Não é a primeira vez que Luís Fernando Veríssimo aparece por aqui em nosso blog. Alguns alunos me perguntaram qual foi o texto citei no post sobre vírgula. Neste texto, Veríssimo faz um excelente trabalho ao nos apresentar sua estratégia de escrita.
Boa leitura!
O Gigolô das Palavras
Luís Fernando Veríssimo
Quatro ou cinco grupos diferentes de alunos do Farroupilha estiveram em minha casa numa mesma missão designada por seu professor de Português: saber se eu considerava o estudo da Gramática indispensável para aprender e usar a nossa ou qualquer outra língua. Cada grupo portava seu gravador cassete, certamente o instrumento vital da pedagogia moderna, e andava arrecadando opiniões. Suspeitei de saída que o tal professor lia esta coluna, se descabelava diariamente com suas afrontas às leis da língua, e aproveitava aquela oportunidade para me desmascarar. Já estava até preparando, às pressas, minha defesa (“Culpa da revisão!”). Mas os alunos desfizeram o equívoco antes que ele se criasse. Eles mesmos tinham escolhido os nomes a serem entrevistados. Vocês têm certeza de que não pegaram o Veríssimo errado? Não. Então vamos em frente.

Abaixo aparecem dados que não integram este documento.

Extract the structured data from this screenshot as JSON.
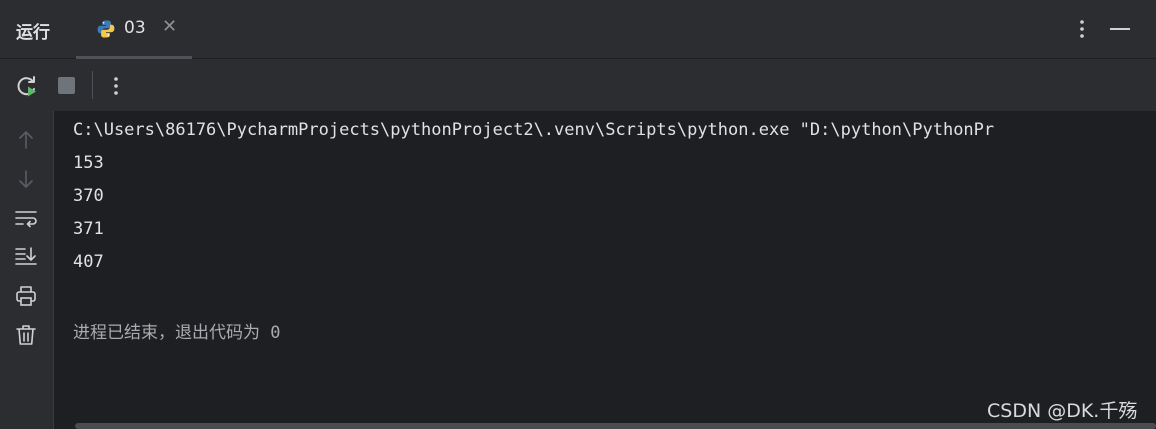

Respondi que a linguagem, qualquer linguagem, é um meio de comunicação e deve ser julgada exclusivamente como tal. Respeitadas algumas regras básicas da Gramática, para evitar os vexames mais gritantes, as outras são dispensáveis. A sintaxe é uma questão de uso de princípios. Escrever bem é escrever claro, não necessariamente certo. Por exemplo: dizer “escrever claro” não é certo, mas é claro, certo? O importante é comunicar. (E quando possível surpreender, iluminar, divertir, comover… Mas aí entramos na área do talento, que também não tem nada a ver com a Gramática). A Gramática é o esqueleto da língua. Só predomina nas línguas mortas, e aí de interesse restrito a necrólogos e professores de Latim, gente em geral pouco comunicativa. Aquela sombria gravidade que a gente nota nas fotografias em grupo dos membros da Academia Brasileira de Letras é de reprovação pelo Português ainda estar vivo. Eles só estão esperando, fardados, que o Português morra para poderem carregar o caixão e escrever sua autópsia definitiva. É o esqueleto que nos traz de pé, certo, mas ele não informa nada, como a Gramática é a estrutura da língua, mas sozinha não diz nada, não tem futuro. As múmias conversam entre si em Gramática pura.
Claro que eu não disse tudo isso para meus entrevistadores. E adverti que minha implicância com a gramática na certa se devia à minha pouca intimidade com ela. Sempre fui péssimo em Português. Mas – isto eu disse – vejam vocês, a intimidade com a Gramática é tão dispensável que eu ganho a vida escrevendo, apesar da minha total inocência na matéria. Sou um gigolô das palavras. Vivo às suas custas. E tenho com elas a exemplar conduta de um cáften profissional. Abuso delas. Só uso as que eu conheço, as desconhecidas são perigosas e potencialmente traiçoeiras. Exijo submissão. Não raro, peço delas reflexões inomináveis para satisfazer um gesto passageiro. Maltrato-as, sem dúvida. E jamais me deixo dominar por elas. Não me meto na sua vida particular. Não me interessa seu passado, suas origens, sua família nem o que outros já fizeram com elas. Se bem que não tenha também o mínimo escrúpulo em roubá-las de outro, quando acho que vou ganhar com isto. Algumas são de baixíssimo calão. Não merecem o mínimo respeito.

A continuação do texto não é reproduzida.